To use e.g. 3 cores:

```
./Jackknife +RTS -N3
```

If we want to use all cores:

```
./Jackknife +RTS -N
```

Meanwhile, `par`

and the `monad-par`

packages are not the only ways to achieve parallel speedups in Haskell.

There are other more "researchy" projects under way:

For multicore machines: Data Parallel Haskell

For GPU computing: the accelerate package

DPH is the name of a research project to support nested data parallelism under GHC on multicore CPUs.

Nested data parallelism extends the programming model of *flat* data parallelism, as known from modern Fortran dialects, to:

Irregular parallel computations (such as divide-and-conquer algorithms) and

Irregular data structures (such as sparse matrices and tree structures).

This project is still a work in progress, and is quite technically intricate.

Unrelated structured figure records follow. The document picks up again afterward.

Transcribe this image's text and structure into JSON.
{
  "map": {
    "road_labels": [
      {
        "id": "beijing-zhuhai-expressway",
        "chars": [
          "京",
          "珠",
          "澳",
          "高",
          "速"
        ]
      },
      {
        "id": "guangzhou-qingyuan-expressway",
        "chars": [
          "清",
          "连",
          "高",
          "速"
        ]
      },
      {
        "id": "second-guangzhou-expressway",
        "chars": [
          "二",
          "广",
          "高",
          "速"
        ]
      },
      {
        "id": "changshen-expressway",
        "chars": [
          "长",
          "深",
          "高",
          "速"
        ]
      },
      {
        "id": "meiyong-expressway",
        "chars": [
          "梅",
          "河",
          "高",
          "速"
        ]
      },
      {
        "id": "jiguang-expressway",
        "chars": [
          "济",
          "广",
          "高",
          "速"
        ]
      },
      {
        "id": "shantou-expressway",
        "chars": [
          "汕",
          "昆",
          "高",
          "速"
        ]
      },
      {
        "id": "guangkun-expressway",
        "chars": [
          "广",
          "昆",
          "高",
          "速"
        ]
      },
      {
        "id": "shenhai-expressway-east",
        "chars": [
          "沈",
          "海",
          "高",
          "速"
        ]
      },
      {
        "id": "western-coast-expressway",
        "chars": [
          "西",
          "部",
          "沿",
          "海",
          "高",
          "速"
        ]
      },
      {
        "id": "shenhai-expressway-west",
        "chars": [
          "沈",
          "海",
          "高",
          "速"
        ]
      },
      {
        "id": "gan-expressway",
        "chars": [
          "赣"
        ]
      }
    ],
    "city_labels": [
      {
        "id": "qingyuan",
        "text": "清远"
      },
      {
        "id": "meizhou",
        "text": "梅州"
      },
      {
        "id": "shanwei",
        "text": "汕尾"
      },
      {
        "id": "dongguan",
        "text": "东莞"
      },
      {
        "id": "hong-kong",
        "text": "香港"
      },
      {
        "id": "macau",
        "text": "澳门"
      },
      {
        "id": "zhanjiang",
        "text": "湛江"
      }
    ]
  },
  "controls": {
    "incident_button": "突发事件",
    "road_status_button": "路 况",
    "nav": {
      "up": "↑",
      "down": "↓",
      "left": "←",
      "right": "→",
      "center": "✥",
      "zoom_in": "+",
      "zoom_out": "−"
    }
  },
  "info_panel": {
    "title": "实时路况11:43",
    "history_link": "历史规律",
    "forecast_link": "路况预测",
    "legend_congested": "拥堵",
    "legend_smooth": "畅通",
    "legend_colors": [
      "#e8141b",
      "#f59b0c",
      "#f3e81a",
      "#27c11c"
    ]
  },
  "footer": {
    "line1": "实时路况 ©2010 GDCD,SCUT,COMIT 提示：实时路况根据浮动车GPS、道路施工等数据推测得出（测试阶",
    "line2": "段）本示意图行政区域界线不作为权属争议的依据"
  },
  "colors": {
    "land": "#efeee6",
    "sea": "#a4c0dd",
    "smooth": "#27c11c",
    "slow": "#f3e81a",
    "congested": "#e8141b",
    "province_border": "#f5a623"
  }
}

The accelerate library defines an embedded language for regular, multi-dimensional array computations with multiple backends to facilitate high-performance implementations.

Currently, there are two backends:

An interpreter that serves as a reference implementation of the intended semantics of the language.

A CUDA backend generating code for CUDA-capable NVIDIA GPUs.

You'll sometimes hear uninformed people claim that functional programming is some kind of magic pixie dust for parallel programming.

This is not really true.

Certainly, aspects of the programming model make incidental parts of the problem easier.

However, tricky considerations like data dependencies, memory placement, and thread scheduling have every bit as insidious an effect on parallel performance in Haskell as in C.

Parallel programming is a *subtle art* no matter which language you do it in.